06/05/2022 - 9:30

Dois artistas geniais, mas com visões criativas opostas, são capazes de trabalhar juntos? Um empreendimento de luxo em São Paulo é a prova de que sim, isso é possível. O complexo Cidade Matarazzo, idealizado pelo empresário Alex Allard, reuniu em um projeto revolucionário os franceses Jean Nouvel e Philippe Starck, dois dos mais renomados arquitetos do mundo.
A dupla esteve essa semana no Brasil para o lançamento da Torre Mata Atlântica, que abriga o Rosewood São Paulo, seis estrelas que faz parte da Cidade Matarazzo e que foi anunciado como o hotel mais luxuoso da América Latina. A diferença entre os dois visionários franceses ficou clara em um seminário para estudantes de arquitetura. Nouvel defendeu a integração entre a cidade e a natureza, enquanto Starck pedia aos cidadãos urbanos que curtissem suas metrópoles e deixassem o meio ambiente em paz. Os dois divergiram também sobre a origem dos materiais utilizados em suas obras: se Nouvel exaltou o lado orgânico de seu trabalho, Starck não escondeu o apreço por produtos sintéticos, “criados pela tecnologia do homem”. Isso não impediu o designer de trabalhar somente com matérias-primas locais: 100% do que ele adotou no projeto é brasileiro.

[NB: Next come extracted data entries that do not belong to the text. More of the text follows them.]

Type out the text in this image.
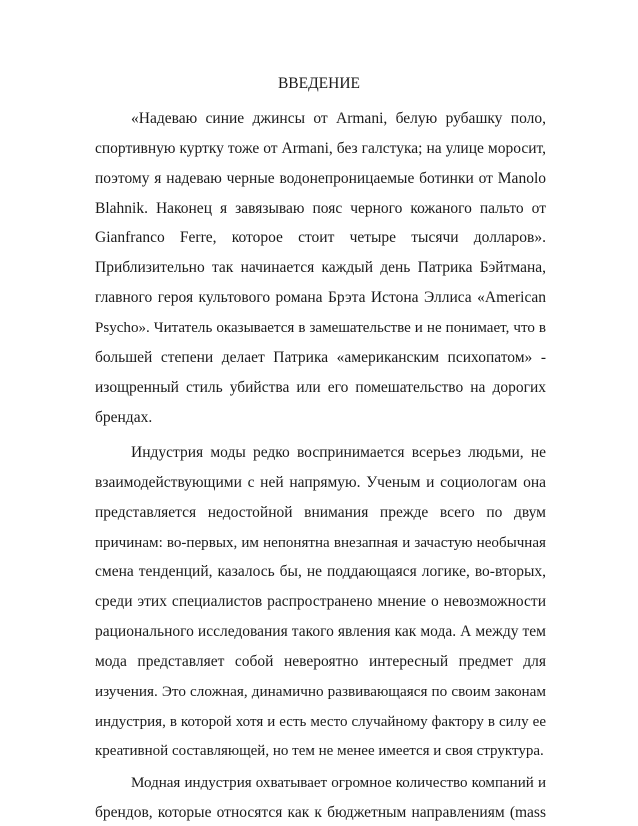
ВВЕДЕНИЕ
«Надеваю синие джинсы от Armani, белую рубашку поло,
спортивную куртку тоже от Armani, без галстука; на улице моросит,
поэтому я надеваю черные водонепроницаемые ботинки от Manolo
Blahnik. Наконец я завязываю пояс черного кожаного пальто от
Gianfranco Ferre, которое стоит четыре тысячи долларов».
Приблизительно так начинается каждый день Патрика Бэйтмана,
главного героя культового романа Брэта Истона Эллиса «American
Psycho». Читатель оказывается в замешательстве и не понимает, что в
большей степени делает Патрика «американским психопатом» -
изощренный стиль убийства или его помешательство на дорогих
брендах.
Индустрия моды редко воспринимается всерьез людьми, не
взаимодействующими с ней напрямую. Ученым и социологам она
представляется недостойной внимания прежде всего по двум
причинам: во-первых, им непонятна внезапная и зачастую необычная
смена тенденций, казалось бы, не поддающаяся логике, во-вторых,
среди этих специалистов распространено мнение о невозможности
рационального исследования такого явления как мода. А между тем
мода представляет собой невероятно интересный предмет для
изучения. Это сложная, динамично развивающаяся по своим законам
индустрия, в которой хотя и есть место случайному фактору в силу ее
креативной составляющей, но тем не менее имеется и своя структура.
Модная индустрия охватывает огромное количество компаний и
брендов, которые относятся как к бюджетным направлениям (mass
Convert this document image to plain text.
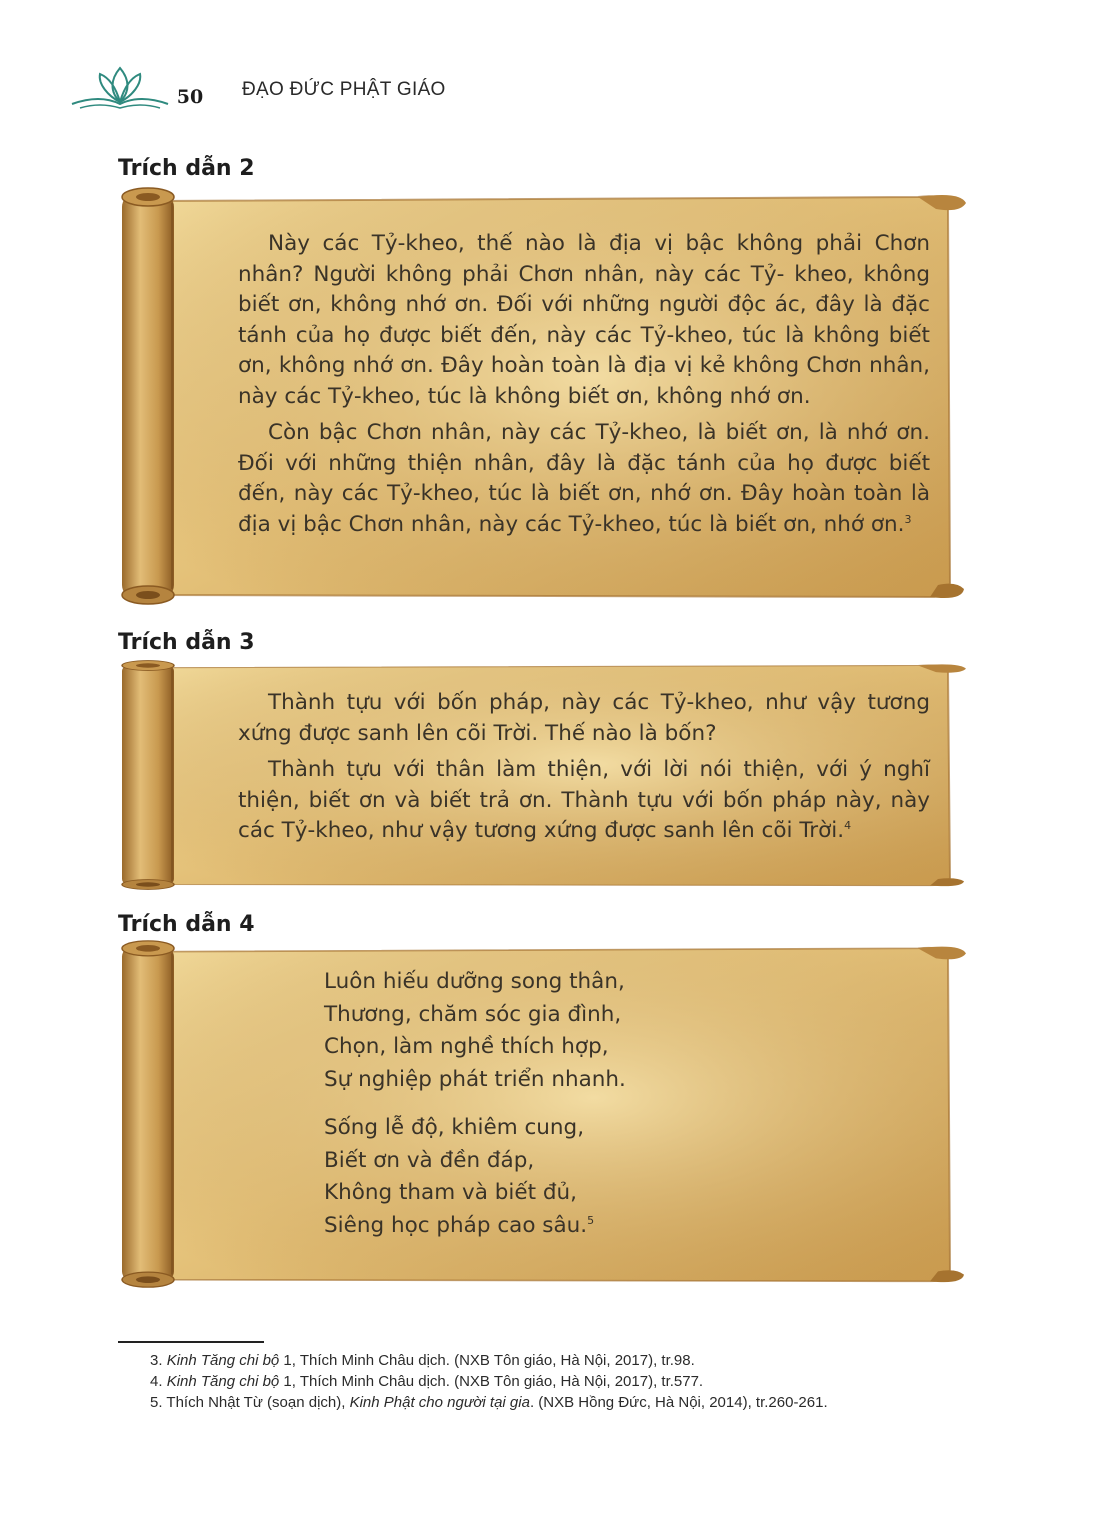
50 ĐẠO ĐỨC PHẬT GIÁO
Trích dẫn 2

Này các Tỷ-kheo, thế nào là địa vị bậc không phải Chơn nhân? Người không phải Chơn nhân, này các Tỷ- kheo, không biết ơn, không nhớ ơn. Đối với những người độc ác, đây là đặc tánh của họ được biết đến, này các Tỷ-kheo, túc là không biết ơn, không nhớ ơn. Đây hoàn toàn là địa vị kẻ không Chơn nhân, này các Tỷ-kheo, túc là không biết ơn, không nhớ ơn.

Còn bậc Chơn nhân, này các Tỷ-kheo, là biết ơn, là nhớ ơn. Đối với những thiện nhân, đây là đặc tánh của họ được biết đến, này các Tỷ-kheo, túc là biết ơn, nhớ ơn. Đây hoàn toàn là địa vị bậc Chơn nhân, này các Tỷ-kheo, túc là biết ơn, nhớ ơn.$^3$

Trích dẫn 3

Thành tựu với bốn pháp, này các Tỷ-kheo, như vậy tương xứng được sanh lên cõi Trời. Thế nào là bốn?

Thành tựu với thân làm thiện, với lời nói thiện, với ý nghĩ thiện, biết ơn và biết trả ơn. Thành tựu với bốn pháp này, này các Tỷ-kheo, như vậy tương xứng được sanh lên cõi Trời.$^4$

Trích dẫn 4
Luôn hiếu dưỡng song thân,
Thương, chăm sóc gia đình,
Chọn, làm nghề thích hợp,
Sự nghiệp phát triển nhanh.
Sống lễ độ, khiêm cung,
Biết ơn và đền đáp,
Không tham và biết đủ,
Siêng học pháp cao sâu.$^5$
3. Kinh Tăng chi bộ 1, Thích Minh Châu dịch. (NXB Tôn giáo, Hà Nội, 2017), tr.98.
4. Kinh Tăng chi bộ 1, Thích Minh Châu dịch. (NXB Tôn giáo, Hà Nội, 2017), tr.577.
5. Thích Nhật Từ (soạn dịch), Kinh Phật cho người tại gia. (NXB Hồng Đức, Hà Nội, 2014), tr.260-261.
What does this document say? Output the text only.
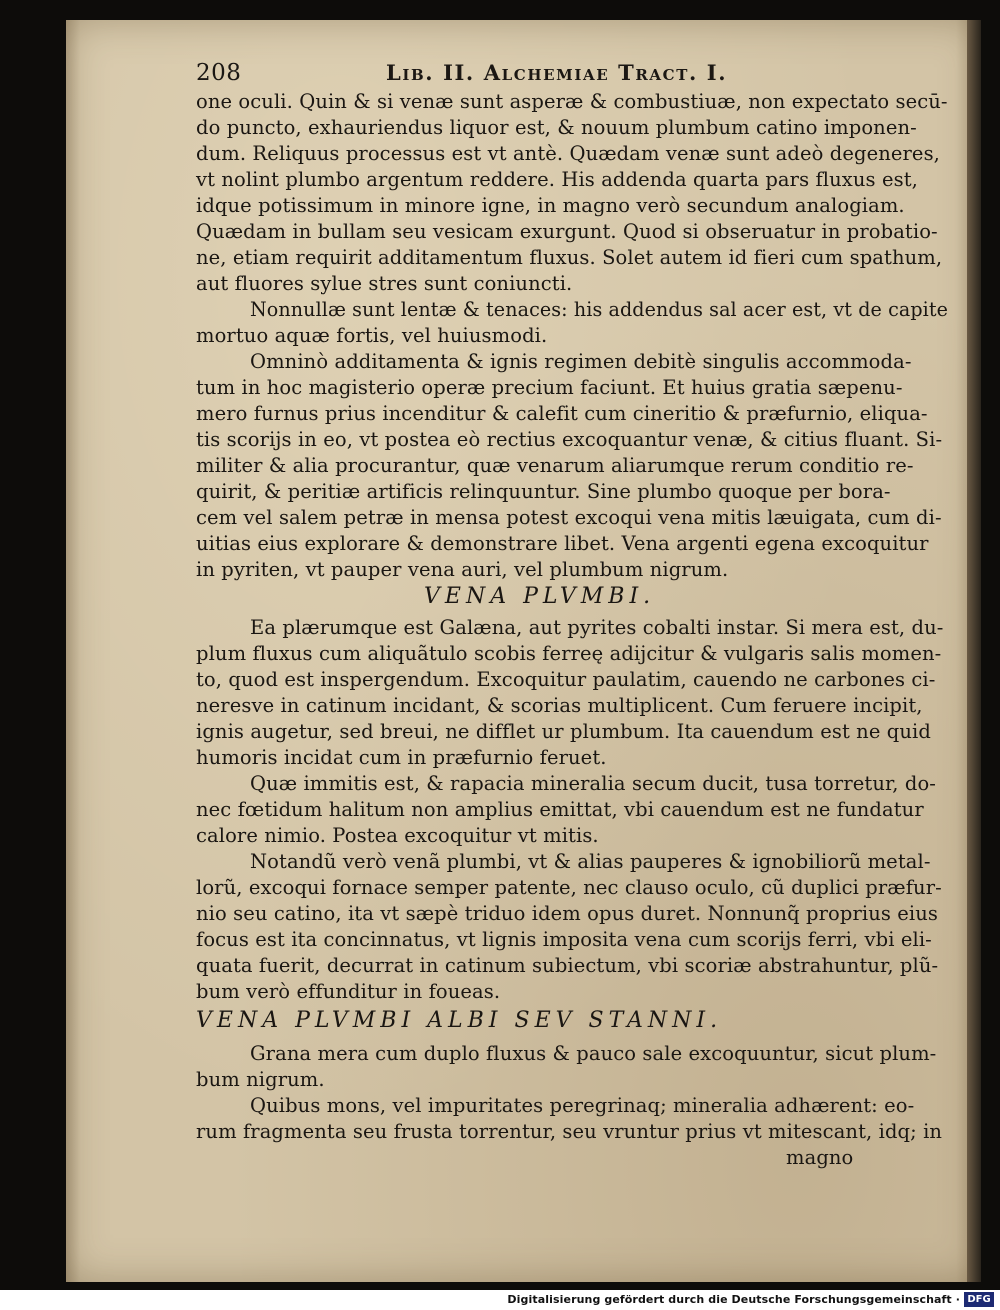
208	Lib. II. Alchemiae Tract. I.
one oculi. Quin & si venæ sunt asperæ & combustiuæ, non expectato secū-
do puncto, exhauriendus liquor est, & nouum plumbum catino imponen-
dum. Reliquus processus est vt antè. Quædam venæ sunt adeò degeneres,
vt nolint plumbo argentum reddere. His addenda quarta pars fluxus est,
idque potissimum in minore igne, in magno verò secundum analogiam.
Quædam in bullam seu vesicam exurgunt. Quod si obseruatur in probatio-
ne, etiam requirit additamentum fluxus. Solet autem id fieri cum spathum,
aut fluores sylue stres sunt coniuncti.
Nonnullæ sunt lentæ & tenaces: his addendus sal acer est, vt de capite
mortuo aquæ fortis, vel huiusmodi.
Omninò additamenta & ignis regimen debitè singulis accommoda-
tum in hoc magisterio operæ precium faciunt. Et huius gratia sæpenu-
mero furnus prius incenditur & calefit cum cineritio & præfurnio, eliqua-
tis scorijs in eo, vt postea eò rectius excoquantur venæ, & citius fluant. Si-
militer & alia procurantur, quæ venarum aliarumque rerum conditio re-
quirit, & peritiæ artificis relinquuntur. Sine plumbo quoque per bora-
cem vel salem petræ in mensa potest excoqui vena mitis læuigata, cum di-
uitias eius explorare & demonstrare libet. Vena argenti egena excoquitur
in pyriten, vt pauper vena auri, vel plumbum nigrum.
VENA PLVMBI.
Ea plærumque est Galæna, aut pyrites cobalti instar. Si mera est, du-
plum fluxus cum aliquãtulo scobis ferreę adijcitur & vulgaris salis momen-
to, quod est inspergendum. Excoquitur paulatim, cauendo ne carbones ci-
neresve in catinum incidant, & scorias multiplicent. Cum feruere incipit,
ignis augetur, sed breui, ne difflet ur plumbum. Ita cauendum est ne quid
humoris incidat cum in præfurnio feruet.
Quæ immitis est, & rapacia mineralia secum ducit, tusa torretur, do-
nec fœtidum halitum non amplius emittat, vbi cauendum est ne fundatur
calore nimio. Postea excoquitur vt mitis.
Notandũ verò venã plumbi, vt & alias pauperes & ignobiliorũ metal-
lorũ, excoqui fornace semper patente, nec clauso oculo, cũ duplici præfur-
nio seu catino, ita vt sæpè triduo idem opus duret. Nonnunq̃ proprius eius
focus est ita concinnatus, vt lignis imposita vena cum scorijs ferri, vbi eli-
quata fuerit, decurrat in catinum subiectum, vbi scoriæ abstrahuntur, plũ-
bum verò effunditur in foueas.
VENA PLVMBI ALBI SEV STANNI.
Grana mera cum duplo fluxus & pauco sale excoquuntur, sicut plum-
bum nigrum.
Quibus mons, vel impuritates peregrinaq; mineralia adhærent: eo-
rum fragmenta seu frusta torrentur, seu vruntur prius vt mitescant, idq; in
magno
Digitalisierung gefördert durch die Deutsche Forschungsgemeinschaft · DFG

Apesar dos pontos de vista contrários, a Cidade Matarrazo integra as duas visões de maneira surpreendente. A estrutura da Torre Mata Atlântica, a primeira de Nouvel no País, possui cerca de 250 árvores de até 14 metros de altura, uma grande floresta tropical que traz o verde para o coração da metrópole. Tudo que está dentro do prédio, no entanto, foi desenhado por Starck e viaja por outro caminho. Como é do seu estilo, a aposta é nos excessos e na presença bela e caótica de inúmeras referências multiculturais – dos azulejos da piscina, inspirados pelos mosaicos do espanhol Antoni Gaudí, ao inovador lobby do hotel, um ambiente sóbrio que mais parece uma biblioteca. O maior mérito aqui é mesmo do empreendedor Alex Allard, que transformou visões antagônicas em propostas complementares.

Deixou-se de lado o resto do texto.